Sitôt élu à l’Élysée, François Hollande avait nommé son ami à la tête de la Caisse des dépôts et consignations (CDC). Sa première nomination. À l'époque, plusieurs voix s'étaient élevées dans la majorité. Comme celle du député Daniel Golberg (lire notre article), qui n'a aujourd'hui pas de mots assez durs sur la conduite du secrétaire général de l’Élysée dans cette affaire. « Tout cela donne une impression d'entre-soi mortifère pour la gauche, commente-t-il. Jean-Pierre Jouyet a affirmé qu'il ne fallait pas soutenir les "canards boiteux" en économie (à propos de Florange, ndlr), mais que dirait-il des acteurs politiques à ce sujet ? Il est le symbole de ce qui désespère le peuple de gauche dans la gestion des affaires publiques. Et le pire, c'est qu'on ne parle plus du tout des turpitudes judiciaires de Sarkozy, qui sont quand même le fond du sujet ! »

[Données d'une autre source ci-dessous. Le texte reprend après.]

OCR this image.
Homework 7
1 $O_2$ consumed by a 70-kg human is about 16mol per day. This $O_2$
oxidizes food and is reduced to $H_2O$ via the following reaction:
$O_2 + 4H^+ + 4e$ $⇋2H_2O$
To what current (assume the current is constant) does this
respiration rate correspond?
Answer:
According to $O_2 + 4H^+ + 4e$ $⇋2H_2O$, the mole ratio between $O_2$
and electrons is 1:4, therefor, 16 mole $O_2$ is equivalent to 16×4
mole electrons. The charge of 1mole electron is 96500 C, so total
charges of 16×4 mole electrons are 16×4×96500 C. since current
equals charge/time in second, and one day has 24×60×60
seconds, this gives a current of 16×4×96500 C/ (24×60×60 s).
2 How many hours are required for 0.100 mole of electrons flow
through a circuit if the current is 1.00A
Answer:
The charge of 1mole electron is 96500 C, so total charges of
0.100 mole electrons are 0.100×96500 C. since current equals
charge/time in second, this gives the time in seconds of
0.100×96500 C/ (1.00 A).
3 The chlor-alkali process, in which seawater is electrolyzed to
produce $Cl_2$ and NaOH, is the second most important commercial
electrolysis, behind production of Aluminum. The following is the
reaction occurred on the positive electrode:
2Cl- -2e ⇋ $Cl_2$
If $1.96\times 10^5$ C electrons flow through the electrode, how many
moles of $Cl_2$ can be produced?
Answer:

Du côté de l’ancien président, on ne pouvait en effet rêver meilleure aubaine que cette affaire pour valider la rhétorique qu’il utilise depuis deux ans. Nicolas Sarkozy et son entourage en sont persuadés : les « abattre » est devenu « une obsession de l’État », pour reprendre les mots qu’employait en juillet dernier l’ancien ministre de l’intérieur Claude Guéant, lors de la mise en examen de son mentor dans un autre dossier pour « recel de violation du secret professionnel », « corruption » et « trafic d'influence » actifs. Une rhétorique qui fait mouche auprès des militants sarkozystes, lesquels croient dur comme fer au complot politique et à l’instrumentalisation de la justice. « Cela renforce notre soutien, expliquait vendredi à Mediapart une militante venue applaudir l’ex-chef de l’État en meeting à Paris. Nous faisons bloc derrière lui. »

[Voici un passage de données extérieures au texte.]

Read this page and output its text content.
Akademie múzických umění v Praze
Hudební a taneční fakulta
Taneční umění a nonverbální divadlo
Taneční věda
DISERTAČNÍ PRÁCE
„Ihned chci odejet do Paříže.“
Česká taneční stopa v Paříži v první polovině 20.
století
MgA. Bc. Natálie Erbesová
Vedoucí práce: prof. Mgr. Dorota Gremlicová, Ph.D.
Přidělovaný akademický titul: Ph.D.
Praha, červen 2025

Les ténors de la droite sont pleinement conscients de l'aura que réussit à conserver l'ex-chef de l'État auprès de la base de l'UMP. Aussi ont-ils choisi de ne jamais attaquer frontalement Nicolas Sarkozy. Depuis deux ans, le seul à avoir osé critiquer ouvertement l’ancien président est justement François Fillon. Et cela ne lui a pas porté chance. L’affaire Bygmalion, qui a pourtant révélé qu’il était dans le juste fin 2012 lorsqu’il dénonçait les manœuvres de son adversaire à la présidence de l’UMP, Jean-François Copé, n’a pas changé la donne. Aux yeux du “noyau dur” du parti, l’ex-premier ministre conserve une image de « traître ». L’inimitié entre les deux hommes est un secret de polichinelle, et c’est une des raisons pour lesquelles personne n’a vraiment été étonné que François Fillon ait pu tenir les propos que Jean-Pierre Jouyet lui prête.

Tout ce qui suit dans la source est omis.